Papalua Island LLC operates both the Ko Bakery and Hula Baby companies to create certified Kauai-made baked goods such as tropical biscotti, granola, cakes, cookies, scones and brownies.
The application process for “The Business Of Exporting” program was difficult and involved a thorough exploration of management, goals and company financial information, explained Papalua Island CEO Shane Wise. He did not hold his breath waiting for the phone to ring.
So when the Hawaii Pacific Export Council announced Papalua Island was among the companies selected for the program, he was surprised.
“I was actually pretty shocked,” Wise admitted.
Participants commit to a nine-month program, requiring 100 hours of coursework and participation in five large group training seminars — which are open to the public for a fee — and five smaller focus groups.
Participating businesses reap an estimated $150,000 worth of consulting services and coursework. The program helps each applicant develop a prospectus that can help the business gain access to capital loans or investment. Each participating company also receives a $1,600 grant to be applied toward individualized company export objectives. The program concludes in May 2015, which is also International Trade Month.
Wise said his role in the company is with sales and marketing — not as a designer, but as the person who looks for business opportunities.
“We had merged the two companies and that was the impetus for involving myself with this,” Wise said. “I felt we were in a stable position and had enough brand recognition and other things to proceed. I was motivated to participate because I see lot of potential for our business off-island.”
Michael Sacharski, chairman of the Hawaii Pacific Export Council in Honolulu, flew over to meet with Wise on Friday.
Sacharski said program participants included a “broad brush” of 11 experienced and visionary companies.
The eight Oahu companies selected include Bubble Shack, which makes Hawaiian candles and soaps; Beyond Organics, which makes medical lotions; Dressed’n-case, a women’s apparel maker; Global Bio Sciences, a toxic soil and water remediation company; Haute Confectionery Boutique, a baker of chocolate chip and macadamia nut cookies; Hokulani Bakery, a baker of brownies and tea cakes; Oils of Aloha, which makes cosmetic and pharmaceutical products from kukui and macadamia nut oil; and Sky Dreams, a travel accessories manufacturer.
The program is open to all Hawaii-based companies.
“We did not use geography as a determent,” he said. “It turned out that we have a nice distribution, everything from cookies to toxic soil and water remediation.”
The most experienced participant is Oils of Aloha, which has been in business for more than 35 years and employs as many as 50 workers at any given time, he said.

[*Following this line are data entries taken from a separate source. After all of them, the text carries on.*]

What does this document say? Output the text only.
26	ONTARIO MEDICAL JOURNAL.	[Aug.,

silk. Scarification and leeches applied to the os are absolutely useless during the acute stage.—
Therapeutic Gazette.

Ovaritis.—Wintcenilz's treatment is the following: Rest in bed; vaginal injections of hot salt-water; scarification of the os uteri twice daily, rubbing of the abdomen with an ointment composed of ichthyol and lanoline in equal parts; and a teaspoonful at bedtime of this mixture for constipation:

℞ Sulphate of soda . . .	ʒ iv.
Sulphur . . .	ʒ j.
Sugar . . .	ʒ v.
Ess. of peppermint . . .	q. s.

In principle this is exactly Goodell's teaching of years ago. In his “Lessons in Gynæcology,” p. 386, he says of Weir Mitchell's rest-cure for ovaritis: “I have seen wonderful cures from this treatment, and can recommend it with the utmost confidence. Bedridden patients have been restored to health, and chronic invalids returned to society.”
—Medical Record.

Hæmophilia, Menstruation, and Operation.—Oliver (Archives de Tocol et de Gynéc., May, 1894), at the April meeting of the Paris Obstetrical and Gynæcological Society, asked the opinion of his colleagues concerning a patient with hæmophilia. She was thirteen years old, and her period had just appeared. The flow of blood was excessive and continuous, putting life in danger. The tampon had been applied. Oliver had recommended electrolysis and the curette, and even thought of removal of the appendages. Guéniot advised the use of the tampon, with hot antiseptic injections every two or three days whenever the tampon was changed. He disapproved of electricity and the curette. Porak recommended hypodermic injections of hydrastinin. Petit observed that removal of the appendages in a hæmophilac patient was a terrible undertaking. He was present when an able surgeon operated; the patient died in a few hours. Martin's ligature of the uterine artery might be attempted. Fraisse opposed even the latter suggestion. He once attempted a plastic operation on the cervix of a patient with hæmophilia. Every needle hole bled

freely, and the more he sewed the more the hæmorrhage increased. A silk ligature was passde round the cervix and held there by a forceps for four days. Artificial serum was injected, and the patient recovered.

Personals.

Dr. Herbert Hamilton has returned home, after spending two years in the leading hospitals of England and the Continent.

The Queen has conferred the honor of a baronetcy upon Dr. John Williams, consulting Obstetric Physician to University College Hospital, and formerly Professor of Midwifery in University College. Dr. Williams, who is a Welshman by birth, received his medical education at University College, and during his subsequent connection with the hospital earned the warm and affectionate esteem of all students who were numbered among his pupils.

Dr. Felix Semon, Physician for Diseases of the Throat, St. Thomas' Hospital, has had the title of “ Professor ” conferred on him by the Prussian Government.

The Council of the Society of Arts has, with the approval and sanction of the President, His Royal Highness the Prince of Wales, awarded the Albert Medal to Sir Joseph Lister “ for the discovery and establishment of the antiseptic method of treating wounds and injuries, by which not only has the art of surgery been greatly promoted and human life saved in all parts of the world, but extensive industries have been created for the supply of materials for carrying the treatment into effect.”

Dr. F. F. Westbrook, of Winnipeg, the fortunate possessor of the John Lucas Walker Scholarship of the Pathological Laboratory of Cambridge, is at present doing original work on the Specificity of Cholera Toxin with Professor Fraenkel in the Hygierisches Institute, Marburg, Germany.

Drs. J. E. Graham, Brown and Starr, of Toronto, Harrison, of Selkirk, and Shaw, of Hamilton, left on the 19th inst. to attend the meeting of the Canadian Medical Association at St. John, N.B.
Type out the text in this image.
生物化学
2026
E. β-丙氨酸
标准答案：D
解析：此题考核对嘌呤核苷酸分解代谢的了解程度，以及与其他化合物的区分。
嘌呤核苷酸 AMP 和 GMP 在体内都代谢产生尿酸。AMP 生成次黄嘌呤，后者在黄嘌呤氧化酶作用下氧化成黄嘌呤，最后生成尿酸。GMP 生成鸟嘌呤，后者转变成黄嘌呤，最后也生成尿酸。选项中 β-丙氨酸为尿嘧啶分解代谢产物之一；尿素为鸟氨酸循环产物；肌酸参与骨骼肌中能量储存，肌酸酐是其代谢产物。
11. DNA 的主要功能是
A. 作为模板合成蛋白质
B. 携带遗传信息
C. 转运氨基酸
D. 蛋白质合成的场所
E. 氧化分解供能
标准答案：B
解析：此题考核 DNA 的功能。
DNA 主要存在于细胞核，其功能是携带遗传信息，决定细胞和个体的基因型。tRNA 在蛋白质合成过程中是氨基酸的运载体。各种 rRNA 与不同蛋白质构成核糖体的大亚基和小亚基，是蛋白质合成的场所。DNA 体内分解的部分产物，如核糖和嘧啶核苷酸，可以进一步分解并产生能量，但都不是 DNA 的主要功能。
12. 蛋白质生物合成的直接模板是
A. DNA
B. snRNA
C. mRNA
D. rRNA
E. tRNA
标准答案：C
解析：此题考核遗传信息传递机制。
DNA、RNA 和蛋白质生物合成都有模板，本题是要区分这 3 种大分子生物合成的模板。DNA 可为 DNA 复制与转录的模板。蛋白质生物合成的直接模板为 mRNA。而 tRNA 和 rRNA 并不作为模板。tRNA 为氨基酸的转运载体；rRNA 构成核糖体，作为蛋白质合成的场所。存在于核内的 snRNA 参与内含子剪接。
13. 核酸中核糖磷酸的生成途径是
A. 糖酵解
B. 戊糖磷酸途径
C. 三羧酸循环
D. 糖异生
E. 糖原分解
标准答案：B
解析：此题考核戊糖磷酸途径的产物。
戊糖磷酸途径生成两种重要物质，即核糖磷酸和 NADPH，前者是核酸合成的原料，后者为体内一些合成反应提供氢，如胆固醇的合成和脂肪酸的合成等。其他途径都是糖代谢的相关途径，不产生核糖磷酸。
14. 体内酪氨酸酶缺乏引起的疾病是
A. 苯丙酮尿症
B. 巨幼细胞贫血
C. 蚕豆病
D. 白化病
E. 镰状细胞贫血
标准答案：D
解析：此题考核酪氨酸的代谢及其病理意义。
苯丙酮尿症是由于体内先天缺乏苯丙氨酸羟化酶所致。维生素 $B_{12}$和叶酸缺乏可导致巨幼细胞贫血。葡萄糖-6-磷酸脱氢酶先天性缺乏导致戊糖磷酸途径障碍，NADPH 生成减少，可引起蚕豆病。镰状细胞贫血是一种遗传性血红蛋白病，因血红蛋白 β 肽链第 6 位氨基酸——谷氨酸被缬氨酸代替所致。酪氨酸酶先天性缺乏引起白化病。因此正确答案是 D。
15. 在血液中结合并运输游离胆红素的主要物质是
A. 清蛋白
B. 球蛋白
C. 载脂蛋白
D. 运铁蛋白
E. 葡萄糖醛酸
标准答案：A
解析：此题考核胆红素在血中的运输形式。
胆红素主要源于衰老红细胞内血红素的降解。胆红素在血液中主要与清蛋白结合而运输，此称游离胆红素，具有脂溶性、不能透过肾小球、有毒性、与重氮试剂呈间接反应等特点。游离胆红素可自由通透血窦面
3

Other companies have as few as three or four people, but have great opportunities for growth.
There are also companies that re-made themselves when they saw that their initial path did not go as far as they wanted. All of the companies show success in one way or another, Sacharski explained: They have developed a product or achieved a certain level of business activity to indicate traction and an ability to progress, or they have a promising product in various stages of development.
“The other type of success are the companies that have shown a tenacity to hang in there,” Sacharski said. “Others show a track record of success or resiliency. The other is the potential for growth.”
The state Department of Business, Economic Development and Tourism, partnered with the program to help increase the $8.35 billion already contributed to the state economy through exports from Hawaii businesses.